You are viewing a plain text version of this content. The canonical link for it is here.
Posted to user@storm.apache.org by "Michael G. Noll" <mi...@michael-noll.com> on 2015/03/12 21:08:56 UTC

Re: Storm Metrics - Tuples per second - End-to-End delay

Martin,

we recently open sourced storm-graphite, which sends Storm's built-in metrics to Graphite (and InfluxDB because it has a Graphite-compatible API).

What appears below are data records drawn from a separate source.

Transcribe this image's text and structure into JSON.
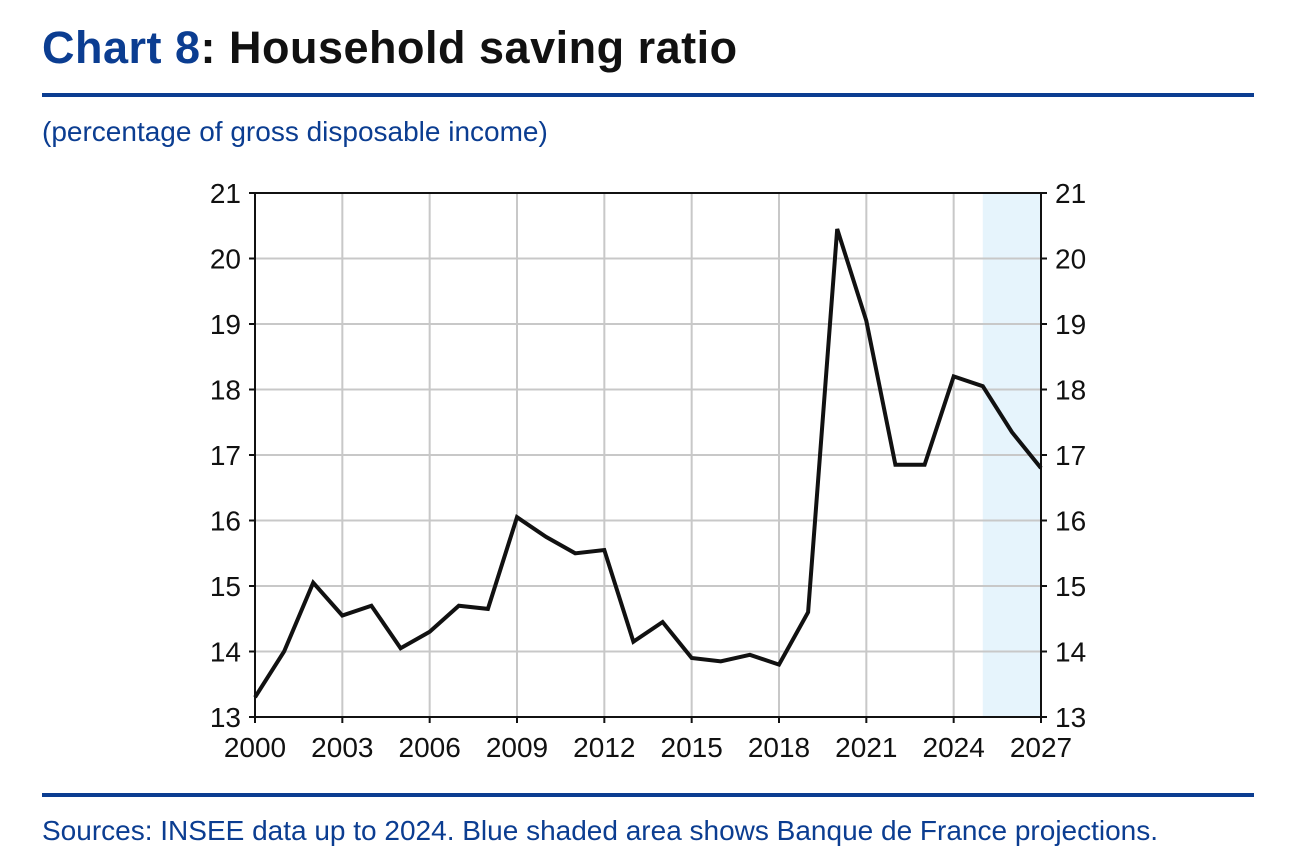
{
  "header": {
    "title_prefix": "Chart 8",
    "title_rest": ": Household saving ratio",
    "subtitle": "(percentage of gross disposable income)"
  },
  "footer": {
    "source": "Sources: INSEE data up to 2024. Blue shaded area shows Banque de France projections."
  },
  "colors": {
    "accent": "#0b3d91",
    "line": "#111111",
    "projection_shade": "#e6f4fc",
    "grid": "#c8c8c8"
  },
  "chart_data": {
    "type": "line",
    "xlim": [
      2000,
      2027
    ],
    "ylim": [
      13,
      21
    ],
    "x_ticks": [
      2000,
      2003,
      2006,
      2009,
      2012,
      2015,
      2018,
      2021,
      2024,
      2027
    ],
    "y_ticks": [
      13,
      14,
      15,
      16,
      17,
      18,
      19,
      20,
      21
    ],
    "grid": true,
    "dual_y_axis": true,
    "projection_range": [
      2025,
      2027
    ],
    "series": [
      {
        "x": [
          2000,
          2001,
          2002,
          2003,
          2004,
          2005,
          2006,
          2007,
          2008,
          2009,
          2010,
          2011,
          2012,
          2013,
          2014,
          2015,
          2016,
          2017,
          2018,
          2019,
          2020,
          2021,
          2022,
          2023,
          2024,
          2025,
          2026,
          2027
        ],
        "values": [
          13.3,
          14.0,
          15.05,
          14.55,
          14.7,
          14.05,
          14.3,
          14.7,
          14.65,
          16.05,
          15.75,
          15.5,
          15.55,
          14.15,
          14.45,
          13.9,
          13.85,
          13.95,
          13.8,
          14.6,
          20.45,
          19.05,
          16.85,
          16.85,
          18.2,
          18.05,
          17.35,
          16.8
        ]
      }
    ]
  }
}
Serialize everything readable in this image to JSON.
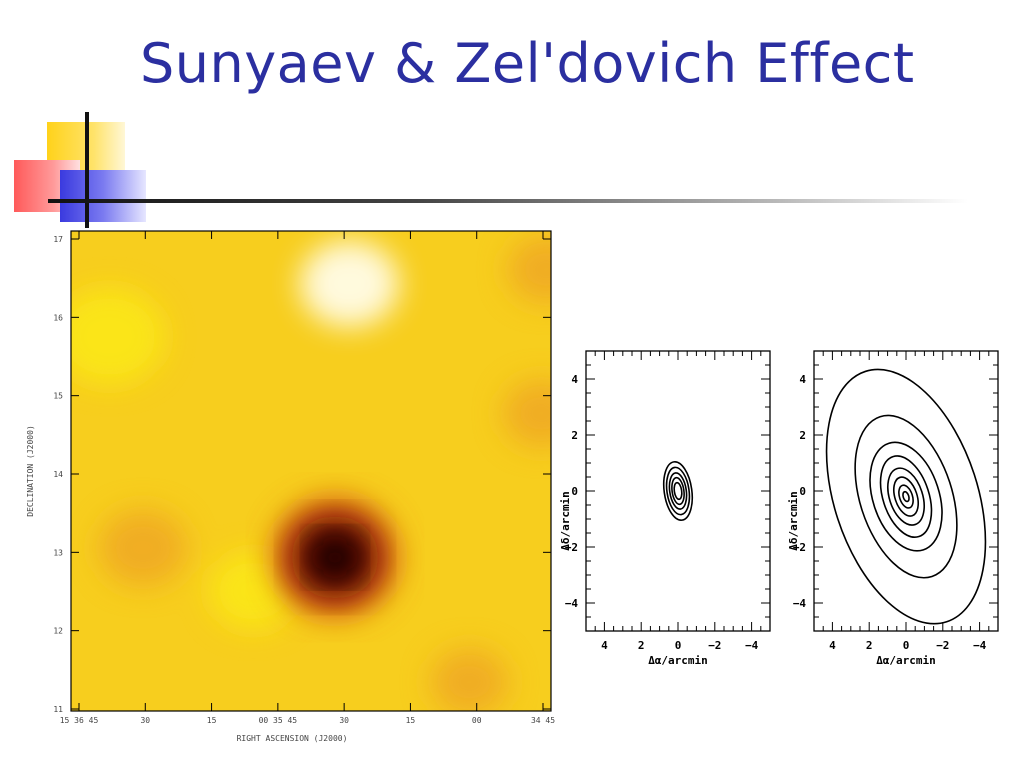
{
  "slide": {
    "title": "Sunyaev & Zel'dovich Effect"
  },
  "chart_data": [
    {
      "type": "heatmap",
      "title": "",
      "xlabel": "RIGHT ASCENSION (J2000)",
      "ylabel": "DECLINATION (J2000)",
      "x_tick_labels": [
        "15 36 45",
        "30",
        "15",
        "00 35 45",
        "30",
        "15",
        "00",
        "34 45"
      ],
      "y_tick_labels": [
        "11",
        "12",
        "13",
        "14",
        "15",
        "16",
        "17"
      ],
      "grid": false,
      "colormap": [
        "#fbe81a",
        "#f7ce1e",
        "#efaa22",
        "#d66412",
        "#6a0a00",
        "#1a0000"
      ],
      "features": [
        {
          "label": "decrement",
          "x": 0.55,
          "y": 0.32,
          "value": -1.0,
          "size": 0.07
        },
        {
          "label": "bright",
          "x": 0.58,
          "y": 0.89,
          "value": 0.5,
          "size": 0.09
        },
        {
          "label": "bright",
          "x": 0.08,
          "y": 0.78,
          "value": 0.25,
          "size": 0.1
        },
        {
          "label": "bright",
          "x": 0.38,
          "y": 0.25,
          "value": 0.2,
          "size": 0.08
        },
        {
          "label": "orange",
          "x": 0.83,
          "y": 0.06,
          "value": -0.35,
          "size": 0.07
        },
        {
          "label": "orange",
          "x": 0.15,
          "y": 0.34,
          "value": -0.25,
          "size": 0.08
        },
        {
          "label": "orange",
          "x": 0.98,
          "y": 0.62,
          "value": -0.3,
          "size": 0.07
        },
        {
          "label": "orange",
          "x": 0.99,
          "y": 0.92,
          "value": -0.3,
          "size": 0.07
        }
      ]
    },
    {
      "type": "contour",
      "xlabel": "Δα/arcmin",
      "ylabel": "Δδ/arcmin",
      "x_ticks": [
        4,
        2,
        0,
        -2,
        -4
      ],
      "y_ticks": [
        -4,
        -2,
        0,
        2,
        4
      ],
      "xlim": [
        5,
        -5
      ],
      "ylim": [
        -5,
        5
      ],
      "center": [
        0,
        0
      ],
      "contours": [
        {
          "rx": 0.75,
          "ry": 1.05
        },
        {
          "rx": 0.6,
          "ry": 0.85
        },
        {
          "rx": 0.45,
          "ry": 0.65
        },
        {
          "rx": 0.32,
          "ry": 0.48
        },
        {
          "rx": 0.2,
          "ry": 0.3
        }
      ],
      "rotation_deg": 8
    },
    {
      "type": "contour",
      "xlabel": "Δα/arcmin",
      "ylabel": "Δδ/arcmin",
      "x_ticks": [
        4,
        2,
        0,
        -2,
        -4
      ],
      "y_ticks": [
        -4,
        -2,
        0,
        2,
        4
      ],
      "xlim": [
        5,
        -5
      ],
      "ylim": [
        -5,
        5
      ],
      "center": [
        0,
        -0.2
      ],
      "contours": [
        {
          "rx": 3.9,
          "ry": 4.7
        },
        {
          "rx": 2.5,
          "ry": 3.0
        },
        {
          "rx": 1.8,
          "ry": 2.0
        },
        {
          "rx": 1.25,
          "ry": 1.5
        },
        {
          "rx": 0.9,
          "ry": 1.05
        },
        {
          "rx": 0.6,
          "ry": 0.72
        },
        {
          "rx": 0.35,
          "ry": 0.42
        },
        {
          "rx": 0.15,
          "ry": 0.18
        }
      ],
      "rotation_deg": 18
    }
  ]
}
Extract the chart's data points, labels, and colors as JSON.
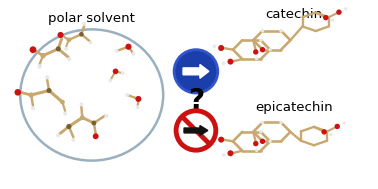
{
  "background_color": "#ffffff",
  "left_label": "polar solvent",
  "right_top_label": "catechin",
  "right_bottom_label": "epicatechin",
  "circle_color": "#9ab0be",
  "circle_linewidth": 1.8,
  "blue_color": "#1a3faa",
  "no_sign_color": "#cc1111",
  "bond_color": "#c8a870",
  "bond_dark": "#7a6030",
  "red_atom": "#cc1111",
  "white_atom": "#e8e8e8",
  "gray_atom": "#555555",
  "font_size_main": 9.5,
  "font_size_q": 20
}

https://github.com/verisign/storm-graphite

Maybe this helps,
Michael



> On 15.02.2015, at 14:47, Martin Illecker <mi...@apache.org> wrote:
> 
> Hi Yash,
> 
> but I will have to build a custom Consumer, which extends the LoggingMetricsConsumer [1] to aggregate the metrics?
> Do you know how I can calculate the total end-to-end latency of my topology?
> (simply accumulating the completion time of each bolt?)
> 
> Please can you share your StatsDMetricsConsumer?
> 
> Thanks!
> Best regards
> Martin
> 
> [1] https://github.com/apache/storm/blob/master/storm-core/src/jvm/backtype/storm/metric/LoggingMetricsConsumer.java
> 
> 2015-02-15 2:13 GMT+01:00 Yashwant Ganti <ya...@gmail.com>:
>> Okay. Then yes, a LoggingMetricsConsumer configured with a parallelism of 1 should work, since it would receive all the metrics. Although, if the Topology is rebalanced, the location of this MetricsConsumer can change (different worker on the same supervisor or a different supervisor altogether). 
>> 
>> For what it's worth, we haven't observed any significant performance hit in our production topology, which has a single instance of a StatsDMetricsConsumer running. 
>> 
>> - Yash
>> 
>>> On Sat, Feb 14, 2015 at 1:51 PM, Martin Illecker <mi...@apache.org> wrote:
>>> Hi Yash,
>>> 
>>> I would prefer to have a solution within Storm only, so that there is no external service involved.
>>> Because the impact in performance should be as small as possible.
>>> 
>>> I don't know if its possible in Storm?
>>> (aggregating CountMetrics or end-to-end latencies by a single global LoggingMetricsConsumer)
>>> 
>>> Best regards
>>> Martin
>>> 
>>> 
>>> 2015-02-14 22:05 GMT+01:00 Yashwant Ganti <ya...@gmail.com>:
>>>> Hi Martin, 
>>>> 
>>>> Do you need the metric information to be written to logs? If that is not a hard constraint, replacing the 'LoggingMetricsConsumer' with a component that sends the metric data to a metric aggregation daemon like StatsD can solve your issue. All you need to make sure is that every metric corresponding to a task is uniquely identified across the Topology and StatsD will take care of the aggregation for you. 
>>>> 
>>>> Regards,
>>>> Yash
>>>> 
>>>>> On Sat, Feb 14, 2015 at 4:30 AM, Martin Illecker <mi...@apache.org> wrote:
>>>>> Hello,
>>>>> 
>>>>> 1) I would like to measure and aggregate the tuples per second for a bolt, which is running on multiple workers and multiple executors.
>>>>> 
>>>>> Therefore I used the CountMetric [1] together with a LoggingMetricsConsumer according to [2].
>>>>> But the results were spread among multiple worker logs and its executor.
>>>>> How can I aggregate this data and get the average number of tuples per second every 10 seconds?
>>>>> 
>>>>> 2) Furthermore, I would also like to measure the end-to-end delay of the whole topology.
>>>>> Is there a better way than propagating the emitting time from the spout to the last bolt?
>>>>> And similar to 1), how can I finally aggregate the calculated end-to-end delay among multiple workers and supervisors?
>>>>> 
>>>>> What would be the best solution to get these aggregated measurements of tuples per second and end-to-end delay without impacting the performance?
>>>>> I would prefer one global LoggingMetricsConsumer.
>>>>> 
>>>>> Thanks!
>>>>> Best regards
>>>>> Martin
>>>>> 
>>>>> [1] https://github.com/nathanmarz/storm/blob/master/storm-core/src/jvm/backtype/storm/metric/api/CountMetric.java
>>>>> [2] https://www.endgame.com/blog/storm-metrics-how-to.html
>